Он опять расположился на прежнем месте.
— Вот видите ли, этот стул, конечно, не ваш; но если вы, бессознательно пользуясь им несколько лет не по праву, пришли наконец к той мысли, что это нехорошо, нечестно, и решились отказаться от него, то уже ни один здравомыслящий человек не поставит вам в вину, когда ради такой прекрасной цели вы воспользуетесь этим чужим стулом и еще на несколько времени… насколько будет необходимо. Тот был бы олух царя небесного, кто посоветовал бы вам убрать сперва почву из-под ног, а потом уж и хвататься за что ни попало: естественно, что тогда вы упали бы и размозжили себе голову прежде, чем успели бы за что-нибудь ухватиться.
— А дети?.. — спросила она тихо-тихо.
— Вы кстати напомнили мне о них, — сказал Светлов. — Именно вот вы еще почему честная женщина: вы прекрасно ведете детей; дай бог, чтоб моя будущая подруга вела их так…
— Но вы меня не поняли, Александр Васильич, — заметила Лизавета Михайловна с глубокой грустью, — я хотела сказать…

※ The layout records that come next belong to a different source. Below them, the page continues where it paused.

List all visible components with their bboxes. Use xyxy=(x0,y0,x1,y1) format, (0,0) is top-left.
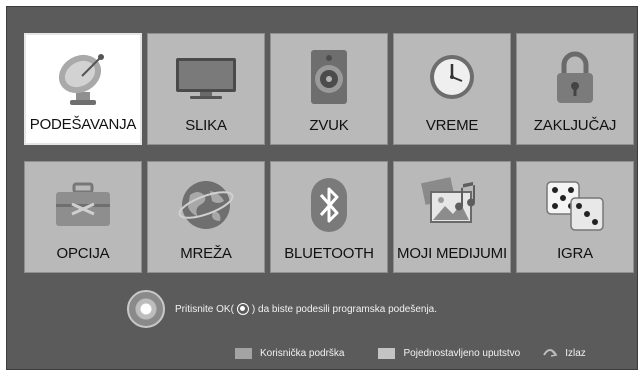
hint-text-end: ) da biste podesili programska podešenja… xyxy=(251,303,438,315)
tile-bluetooth[interactable]: BLUETOOTH xyxy=(270,161,388,273)
speaker-icon xyxy=(294,46,364,108)
toolbox-icon xyxy=(48,174,118,236)
menu-grid: PODEŠAVANJA SLIKA ZVUK VREME ZAKLJUČAJ O… xyxy=(24,33,636,273)
bluetooth-icon xyxy=(294,174,364,236)
tile-moji-medijumi[interactable]: MOJI MEDIJUMI xyxy=(393,161,511,273)
tile-label: MREŽA xyxy=(180,245,232,262)
tile-label: SLIKA xyxy=(185,117,227,134)
light-key-icon xyxy=(378,348,396,359)
exit-button[interactable]: Izlaz xyxy=(542,347,586,360)
tile-label: VREME xyxy=(425,117,479,134)
tile-label: PODEŠAVANJA xyxy=(29,116,137,133)
clock-icon xyxy=(417,46,487,108)
tile-label: ZVUK xyxy=(309,117,349,134)
gray-key-icon xyxy=(235,348,252,359)
smart-menu-screen: PODEŠAVANJA SLIKA ZVUK VREME ZAKLJUČAJ O… xyxy=(6,6,638,370)
tile-vreme[interactable]: VREME xyxy=(393,33,511,145)
exit-icon xyxy=(542,347,558,360)
tile-opcija[interactable]: OPCIJA xyxy=(24,161,142,273)
tv-screen-icon xyxy=(171,46,241,108)
tile-zvuk[interactable]: ZVUK xyxy=(270,33,388,145)
tile-label: IGRA xyxy=(557,245,593,262)
tile-zakljucaj[interactable]: ZAKLJUČAJ xyxy=(516,33,634,145)
tile-slika[interactable]: SLIKA xyxy=(147,33,265,145)
hint-text-start: Pritisnite OK( xyxy=(175,303,234,315)
ok-wheel-icon xyxy=(127,290,165,328)
footer-bar: Korisnička podrška Pojednostavljeno uput… xyxy=(235,347,586,360)
tile-label: MOJI MEDIJUMI xyxy=(397,245,507,262)
exit-label: Izlaz xyxy=(565,348,586,359)
ok-button-icon xyxy=(236,303,249,315)
quick-guide-button[interactable]: Pojednostavljeno uputstvo xyxy=(378,348,520,359)
tile-mreza[interactable]: MREŽA xyxy=(147,161,265,273)
tile-label: ZAKLJUČAJ xyxy=(533,117,617,134)
media-photos-icon xyxy=(417,174,487,236)
support-label: Korisnička podrška xyxy=(260,348,345,359)
hint-text: Pritisnite OK( ) da biste podesili progr… xyxy=(175,303,437,315)
padlock-icon xyxy=(540,46,610,108)
globe-icon xyxy=(171,174,241,236)
tile-label: BLUETOOTH xyxy=(284,245,374,262)
tile-podesavanja[interactable]: PODEŠAVANJA xyxy=(24,33,142,145)
guide-label: Pojednostavljeno uputstvo xyxy=(403,348,521,359)
support-button[interactable]: Korisnička podrška xyxy=(235,348,344,359)
dice-icon xyxy=(540,174,610,236)
satellite-dish-icon xyxy=(48,47,118,109)
tile-igra[interactable]: IGRA xyxy=(516,161,634,273)
tile-label: OPCIJA xyxy=(56,245,110,262)
ok-hint: Pritisnite OK( ) da biste podesili progr… xyxy=(127,290,437,328)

— Нет, я хорошо, я совершенно понял ваш вопрос и сейчас же отвечу на него прямо, — не дал ей договорить Светлов. — Я вот что вам отвечу: кто хочет вести серьезную борьбу, Лизавета Михайловна, чтоб отстоять свою свободу, свое человеческое достоинство, тому надо прежде всего приучить себя к мысли, что он должен или все завоевать, или уж — ничего. Добьется или не добьется он этого «всего» — это другой вопрос; но чем больше желаешь, чем шире задача, тем больше и получишь. «Из большого не выпадет» — говорит пословица. А я вам вот что скажу, Лизавета Михайловна: я не считаю честной женщиной ту, которая бросает своих детей ради каких бы то ни было высоких целей. Женщина — если уж она мать — должна, по-моему, прежде всего воспитать доверенное ей природой молодое поколение. Да! она прежде всего должна детей себе завоевать, если разлуку с ними поставят ей условием ее личной свободы, как это постоянно бывает в нашем семейном быту. Но прежде борьбы следует еще взвесить, под чьим влиянием дети могут получить больше нравственного выигрыша — под вашим или отцовским. Не забудьте, — нравственного выигрыша, я сказал. Мои дети, в материальном отношении, могут требовать от меня дележа с ними только тем, что я сам имею; но относительно духовной и умственной стороны они имеют право требовать, чтоб им дан был высший уровень современного развития, или по крайней мере дана была свобода, возможность достигать его. Ясно ли я выразил мою мысль? Поняли ли вы меня?